If you see someone having a stroke, here’s what to do:
Scientists studying people who had suffered from extreme acute respiratory syndrome, or SARS, noted neurological damage among the more serious cases. This was surprising because SARS is a viral disease that causes fever, cough and shortness of breath; most people recover within a few days. However, a small percentage of those infected with SARS develop severe pneumonia that may lead to death.
It’s important to note that none of these studies have directly linked covid to damage to the brain, but they do suggest this is a possibility. Still, it’s not clear whether covid causes severe mental impairment or just mild or moderate problems in some people. This means that even if you think you might be infected with covid, there are many other things that could be causing your symptoms.

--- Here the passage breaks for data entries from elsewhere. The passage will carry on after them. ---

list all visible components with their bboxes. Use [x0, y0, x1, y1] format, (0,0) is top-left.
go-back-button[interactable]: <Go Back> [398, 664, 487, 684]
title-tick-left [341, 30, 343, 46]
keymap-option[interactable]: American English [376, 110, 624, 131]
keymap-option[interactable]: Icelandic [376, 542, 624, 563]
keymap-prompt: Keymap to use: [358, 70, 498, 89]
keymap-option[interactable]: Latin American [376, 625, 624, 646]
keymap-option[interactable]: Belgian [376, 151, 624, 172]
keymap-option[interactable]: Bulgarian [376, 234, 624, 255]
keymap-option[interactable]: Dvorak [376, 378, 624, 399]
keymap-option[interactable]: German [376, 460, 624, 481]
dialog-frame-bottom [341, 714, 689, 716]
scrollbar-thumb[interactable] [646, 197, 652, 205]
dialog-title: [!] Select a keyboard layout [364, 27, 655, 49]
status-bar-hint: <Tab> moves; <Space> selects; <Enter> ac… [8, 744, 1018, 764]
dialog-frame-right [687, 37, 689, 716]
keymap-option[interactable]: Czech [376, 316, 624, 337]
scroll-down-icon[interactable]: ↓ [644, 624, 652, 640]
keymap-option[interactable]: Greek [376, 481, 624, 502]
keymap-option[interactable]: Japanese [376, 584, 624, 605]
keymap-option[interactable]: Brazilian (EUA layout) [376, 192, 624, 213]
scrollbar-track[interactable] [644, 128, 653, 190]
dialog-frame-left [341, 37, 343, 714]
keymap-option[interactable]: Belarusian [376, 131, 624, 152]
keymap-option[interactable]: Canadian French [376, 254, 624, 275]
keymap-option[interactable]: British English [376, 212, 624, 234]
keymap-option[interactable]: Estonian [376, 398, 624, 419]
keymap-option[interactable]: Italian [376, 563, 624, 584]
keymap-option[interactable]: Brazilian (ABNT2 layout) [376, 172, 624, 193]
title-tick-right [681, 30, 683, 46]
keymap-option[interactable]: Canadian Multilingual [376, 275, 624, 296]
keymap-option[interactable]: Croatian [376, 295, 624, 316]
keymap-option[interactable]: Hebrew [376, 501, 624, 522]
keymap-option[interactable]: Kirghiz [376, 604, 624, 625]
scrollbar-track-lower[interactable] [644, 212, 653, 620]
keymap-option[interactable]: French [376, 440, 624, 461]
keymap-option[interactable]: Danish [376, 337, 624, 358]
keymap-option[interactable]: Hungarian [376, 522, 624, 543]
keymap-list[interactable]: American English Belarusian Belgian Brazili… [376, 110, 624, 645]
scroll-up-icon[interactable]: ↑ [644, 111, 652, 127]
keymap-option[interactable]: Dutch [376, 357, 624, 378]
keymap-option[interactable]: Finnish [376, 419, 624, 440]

So far, researchers haven’t come up with a way to test for covid infection in humans (though they’re working on it). However, if you think you may have been exposed to the virus and are experiencing signs of meningitis—like fever and neck stiffness—you should seek medical attention immediately.
You don’t want to go through the pain of having your brain damaged by covid, so it’s important to be aware of symptoms and know how to treat them.
Some of the most common symptoms are:
If you think that you have these symptoms, contact a doctor immediately. If you wait too long before treating covid brain damage, permanent damage may occur.
If you experience any of these symptoms, it’s important that you seek medical attention as soon as possible. The sooner you can get treatment, the better your chances of recovery will be.